Weverton Rocha e Eliziane Gama: derrotados com a rejeiçãode Jorge Messias pelo Senado
Feitas as contas, a derrota histórica e humilhante sofrida pelo advogado geral da União, Jorge Messias, ao ter sua indicação para o Supremo Tribunal Federal rejeitada, além do presidente Lula da Silva (PT), que foi o grande derrotado no plano político, os estilhaços da explosão alcançaram também, duramente, os senadores Weverton Rocha (PDT), relator da indicação, e Eliziane Gama (PT), que trabalhou arduamente a favor do indicado nos segmentos evangélicos.
A derrota do senador Weverton Rocha foi acachapante. Escolhido pelo presidente do Senado, Davi Alcolumbre (União/AP), com quem é “carne e unha”, o senador maranhense apresentou um relatório integralmente favorável a Jorge Messias, e durante a sabatina e a votação, atuou para as câmeras como uma espécie de “santo protetor” do indicado, falando a todo momento que estava tudo bem encaminhado para que ele fosse aprovado no plenário.
Com o lastro de quem foi o relator da indicação do então senador Flávio Dino para a vaga na Suprema Corte, também por escolha do presidente Davi Alcolumbre, o senador Weverton Rocha provavelmente soube que ele seria derrotado nos primeiros movimentos da votação no plenário. O fato é que publicamente o senador pedetista apareceu como duramente derrotado.

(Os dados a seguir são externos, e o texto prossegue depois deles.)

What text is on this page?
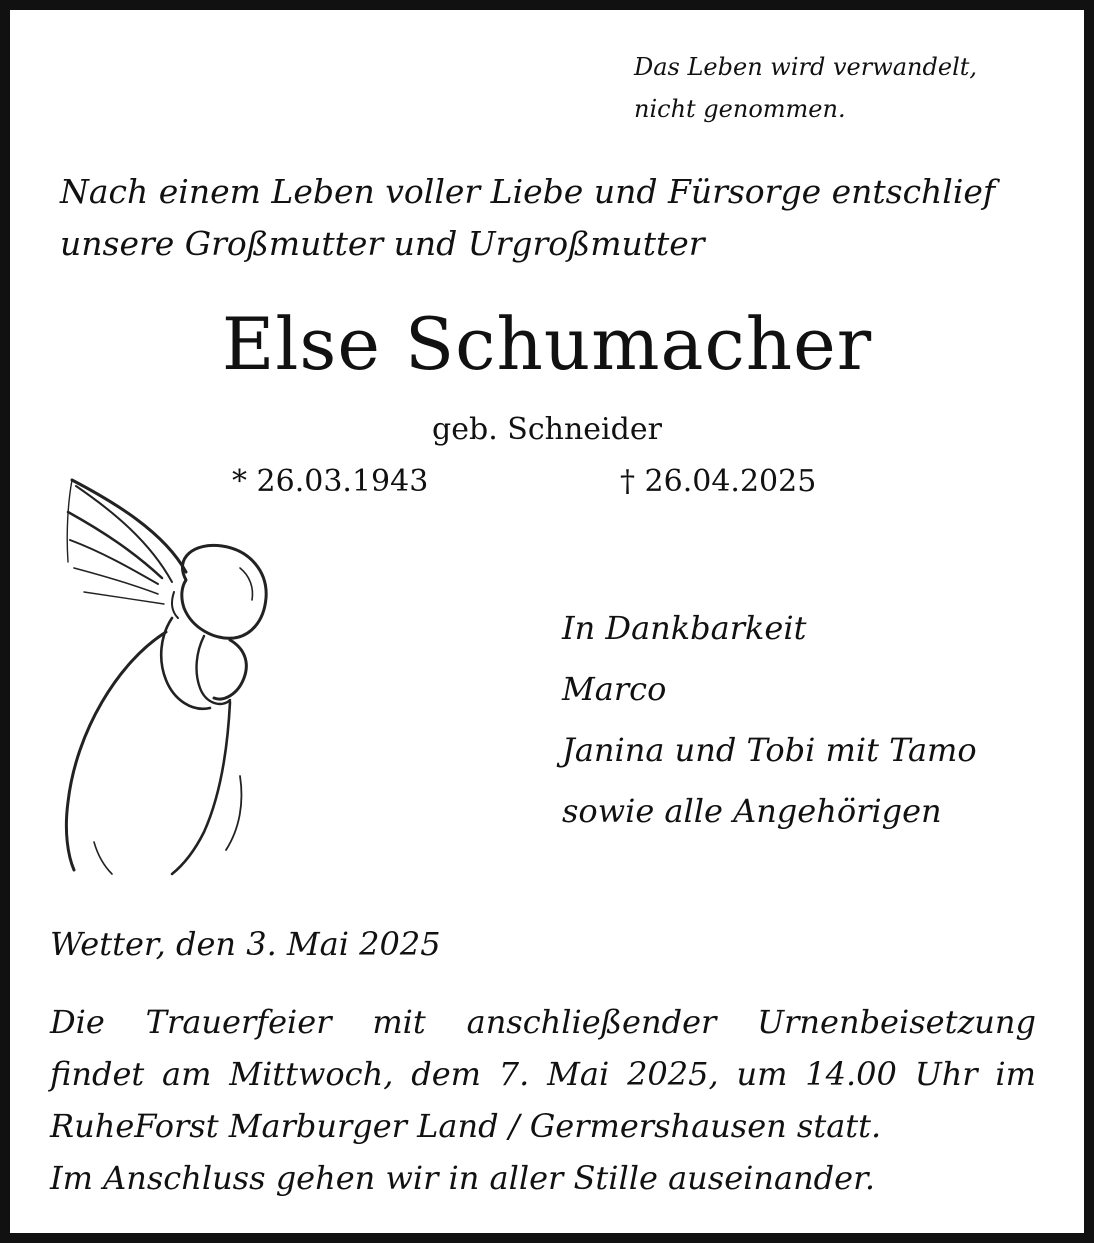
Das Leben wird verwandelt,
nicht genommen.
Nach einem Leben voller Liebe und Fürsorge entschlief
unsere Großmutter und Urgroßmutter
Else Schumacher
geb. Schneider
* 26.03.1943	† 26.04.2025
In Dankbarkeit
Marco
Janina und Tobi mit Tamo
sowie alle Angehörigen
Wetter, den 3. Mai 2025
Die Trauerfeier mit anschließender Urnenbeisetzung
findet am Mittwoch, dem 7. Mai 2025, um 14.00 Uhr im
RuheForst Marburger Land / Germershausen statt.
Im Anschluss gehen wir in aller Stille auseinander.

Há quem veja por outro ângulo, mas essa é outra história.
A rejeição de Jorge Messias foi também uma pancada política na senadora Eliziane Gama. Ela atuou fortemente na mobilização de lideranças evangélicas em favor do indicado. Durante a sabatina e a votação no plenário, a senadora maranhense se movimentou intensamente, ora se manifestando, ora tentando convencer senadores de oposição a votar a favor do indicado e ora manifestando apoio pessoal a Jorge Messias quando ele era inquirido pelos senadores. Deu tudo errado e a decepção apareceu espantada no semblante da parlamentar petista.
Não há dúvida de que os senadores Weverton Rocha e Eliziane Gama, ambos candidatos à reeleição, terão de explicar – ele mais do que ela – esse fato que está abalando fortemente o equilíbrio institucional do País.
Em Tempo: alinhada ao Palácio do Planalto, a senadora Ana Paula Lobato (PSB) trabalhou por Jorge Messias, mas a derrota dele no plenário do Senado não a atingiu politicamente.